Élections, piège à cons

Jean-Paul Sartre, 1973
mardi 24 septembre 2019
par  Julien Daget

En 1789 on établit le vote censitaire : c’était faire voter non les hommes mais les propriétés réelles et bourgeoises qui ne pouvaient donner leurs suffrages qu’à elles-mêmes. Ce système était profondément injuste puisqu’on excluait du corps électoral la majeure partie de la population française mais il n’était pas absurde. Certes les électeurs votaient isolément et en secret cela revenait à les séparer les uns des autres et à n’admettre entre leurs suffrages que des liens d’extériorité. Mais ces électeurs étaient tous des possédants, donc déjà isolés par leurs propriétés qui se refermaient sur eux et repoussaient les choses et les hommes de toute leur impénétrabilité matérielle. Les bulletins de vote, quantités discrètes, ne faisaient que traduire la séparation des votants et l’on espérait, en additionnant les suffrages, faire ressortir l’intérêt commun du plus grand nombre, c’est-à-dire leur intérêt de classe.

Vers le même temps la Constituante adoptait la loi Le Chapelier dont le but avoué était de supprimer les corporations mais qui visait, en outre, à interdire toute association des travailleurs entre eux et contre leurs employeurs. Ainsi, les non-possédants, citoyens passifs qui n’avaient aucun accès à la démocratie indirecte, c’est-à-dire au vote dont usaient les riches pour élire leur gouvernement, se voyaient retirer, par-dessus le marché, toute licence de se grouper et d’exercer la démocratie populaire ou directe, la seule qui leur convint puisqu’ils n’étaient pas susceptibles d’être séparés par leurs biens.

Lorsque, quatre ans plus tard, la Convention remplaça le suffrage censitaire par le suffrage universel, elle ne crut pas bon, pour autant, d’abroger la loi Le Chapelier, en sorte que les travailleurs, définitivement privés de la démocratie directe, durent voter en propriétaires bien qu’ils ne possédassent rien. Les regroupements populaires, interdits mais fréquents, devinrent illégaux en demeurant légitimes. Aux assemblées élues par le suffrage universel se sont donc opposés en 1794 puis lors de la Seconde République en 1848, enfin à l’orée de la Troisième, en 1870, des regroupements spontanés mais parfois fort étendus qu’on devait appeler justement les classes populaires ou le peuple. En 1848, en particulier, on crut voir s’opposer à une Chambre élue au suffrage universel reconquis, un pouvoir ouvrier qui s’était constitué dans la rue et dans les ateliers nationaux. On sait le dénouement en mai-juin 1848, la légalité massacre la légitimité. En face de la légitime Commune de Paris, la très légale assemblée de Bordeaux transférée à Versailles n’eut qu’à imiter cet exemple.
À la fin du siècle dernier et au début de celui-ci les choses parurent changer : on reconnut aux ouvriers le droit de grève, les organisations syndicales furent tolérées. Mais les présidents du Conseil, chefs de la légalité, ne supportaient pas les poussées intermittentes du pouvoir populaire. Clemenceau, en particulier se signala comme briseur de grèves. Tous, obsédés par la crainte des deux pouvoirs, refusaient la coexistence du pouvoir légitime, né ici ou là de l’unité réelle des forces populaires et de celui faussement un qu’ils exerçaient et qui reposait, en définitive, sur l’infinie dispersion des votants. De fait ils fussent tombés dans une contradiction qui n’eût pu se résoudre que par la guerre civile puisque celui-ci avait pour fonction de désarmer celui-là.

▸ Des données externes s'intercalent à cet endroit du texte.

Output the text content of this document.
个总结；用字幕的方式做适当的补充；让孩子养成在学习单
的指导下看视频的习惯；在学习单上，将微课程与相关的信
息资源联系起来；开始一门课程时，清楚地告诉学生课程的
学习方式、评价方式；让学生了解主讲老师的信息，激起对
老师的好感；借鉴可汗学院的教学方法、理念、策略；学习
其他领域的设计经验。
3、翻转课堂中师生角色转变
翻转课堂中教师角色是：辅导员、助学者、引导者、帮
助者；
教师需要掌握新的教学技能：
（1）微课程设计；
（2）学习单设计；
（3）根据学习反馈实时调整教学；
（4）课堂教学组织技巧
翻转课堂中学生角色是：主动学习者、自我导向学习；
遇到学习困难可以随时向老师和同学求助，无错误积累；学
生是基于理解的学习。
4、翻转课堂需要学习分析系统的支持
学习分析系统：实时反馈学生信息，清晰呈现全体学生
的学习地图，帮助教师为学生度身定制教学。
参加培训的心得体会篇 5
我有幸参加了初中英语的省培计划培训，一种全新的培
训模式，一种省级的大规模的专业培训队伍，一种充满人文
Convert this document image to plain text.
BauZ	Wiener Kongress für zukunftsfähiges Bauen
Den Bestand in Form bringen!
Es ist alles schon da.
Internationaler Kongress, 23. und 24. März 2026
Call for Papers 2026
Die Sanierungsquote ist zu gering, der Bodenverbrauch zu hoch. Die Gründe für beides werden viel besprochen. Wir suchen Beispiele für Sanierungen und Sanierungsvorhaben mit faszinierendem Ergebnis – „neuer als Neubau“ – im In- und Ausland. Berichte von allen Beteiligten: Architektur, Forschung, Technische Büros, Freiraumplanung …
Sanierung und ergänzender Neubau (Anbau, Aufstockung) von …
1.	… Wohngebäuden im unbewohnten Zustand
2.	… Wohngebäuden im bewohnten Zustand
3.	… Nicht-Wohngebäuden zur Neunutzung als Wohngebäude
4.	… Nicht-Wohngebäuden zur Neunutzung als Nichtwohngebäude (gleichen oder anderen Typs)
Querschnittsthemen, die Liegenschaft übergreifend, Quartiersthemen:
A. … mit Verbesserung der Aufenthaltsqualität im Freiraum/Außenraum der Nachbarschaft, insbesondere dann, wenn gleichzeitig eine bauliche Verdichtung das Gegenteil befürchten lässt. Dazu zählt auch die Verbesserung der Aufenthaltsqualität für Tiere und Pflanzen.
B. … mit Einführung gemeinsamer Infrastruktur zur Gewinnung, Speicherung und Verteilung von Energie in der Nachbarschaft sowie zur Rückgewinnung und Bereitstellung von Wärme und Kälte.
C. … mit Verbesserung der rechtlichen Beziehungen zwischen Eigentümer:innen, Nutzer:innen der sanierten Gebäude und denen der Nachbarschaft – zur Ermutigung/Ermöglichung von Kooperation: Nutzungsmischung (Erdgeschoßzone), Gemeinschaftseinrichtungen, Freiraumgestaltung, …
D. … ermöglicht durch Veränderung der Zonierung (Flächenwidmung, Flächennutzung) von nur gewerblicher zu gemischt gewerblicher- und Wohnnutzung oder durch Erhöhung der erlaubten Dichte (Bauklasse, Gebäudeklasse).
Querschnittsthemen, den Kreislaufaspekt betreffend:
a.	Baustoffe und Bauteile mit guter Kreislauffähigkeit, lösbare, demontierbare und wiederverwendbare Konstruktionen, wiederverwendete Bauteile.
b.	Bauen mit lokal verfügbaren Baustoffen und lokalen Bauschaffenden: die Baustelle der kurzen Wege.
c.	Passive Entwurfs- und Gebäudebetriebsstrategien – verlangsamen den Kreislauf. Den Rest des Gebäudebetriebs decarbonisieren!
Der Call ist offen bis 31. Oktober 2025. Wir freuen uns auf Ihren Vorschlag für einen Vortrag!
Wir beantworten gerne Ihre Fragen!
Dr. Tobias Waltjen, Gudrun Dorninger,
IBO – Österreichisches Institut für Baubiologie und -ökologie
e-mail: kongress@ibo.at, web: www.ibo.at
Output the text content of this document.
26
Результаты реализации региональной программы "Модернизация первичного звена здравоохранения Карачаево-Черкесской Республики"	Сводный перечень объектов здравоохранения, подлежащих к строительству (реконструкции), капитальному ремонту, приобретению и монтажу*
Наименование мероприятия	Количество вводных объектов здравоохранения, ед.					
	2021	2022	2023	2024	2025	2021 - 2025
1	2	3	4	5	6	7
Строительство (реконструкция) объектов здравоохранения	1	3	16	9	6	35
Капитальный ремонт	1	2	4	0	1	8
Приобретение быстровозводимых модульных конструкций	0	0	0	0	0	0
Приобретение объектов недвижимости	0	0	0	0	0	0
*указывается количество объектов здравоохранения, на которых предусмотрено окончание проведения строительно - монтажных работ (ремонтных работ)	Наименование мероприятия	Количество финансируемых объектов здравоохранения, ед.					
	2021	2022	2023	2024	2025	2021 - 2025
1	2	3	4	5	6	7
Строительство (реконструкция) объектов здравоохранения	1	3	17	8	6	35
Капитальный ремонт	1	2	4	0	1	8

En votant demain, nous allons, une fois de plus, substituer le pouvoir légal au pouvoir légitime. Le premier, précis, d’une clarté en apparence parfaite, atomise les votants au nom du suffrage universel. L’autre est encore embryonnaire, diffus, obscur à lui-même : il ne fait qu’un, pour l’instant, avec le vaste mouvement antihiérarchique et libertaire qu’on rencontre partout mais qui n’est point encore organisé. Tous les électeurs font partie des groupements les plus divers. Mais ce n’est pas en tant que membre d’un groupe mais comme citoyens que l’urne les attend. L’isoloir, planté dans une salle d’école ou de mairie, est le symbole de toutes les trahisons que l’individu peut commettre envers les groupes dont il fait partie. Il dit à chacun : « Personne ne te voit, tu ne dépends que de toi-même ; tu vas décider dans l’isolement et, par la suite, tu pourras cacher ta décision ou mentir. » Il n’en faut pas plus pour transformer tous les électeurs qui entrent dans la salle en traîtres en puissance les uns pour les autres. La méfiance accroît la distance qui les sépare.

Jean-Paul Sartre, « Élections, piège à cons », Les temps modernes, n° 318, janvier 1973.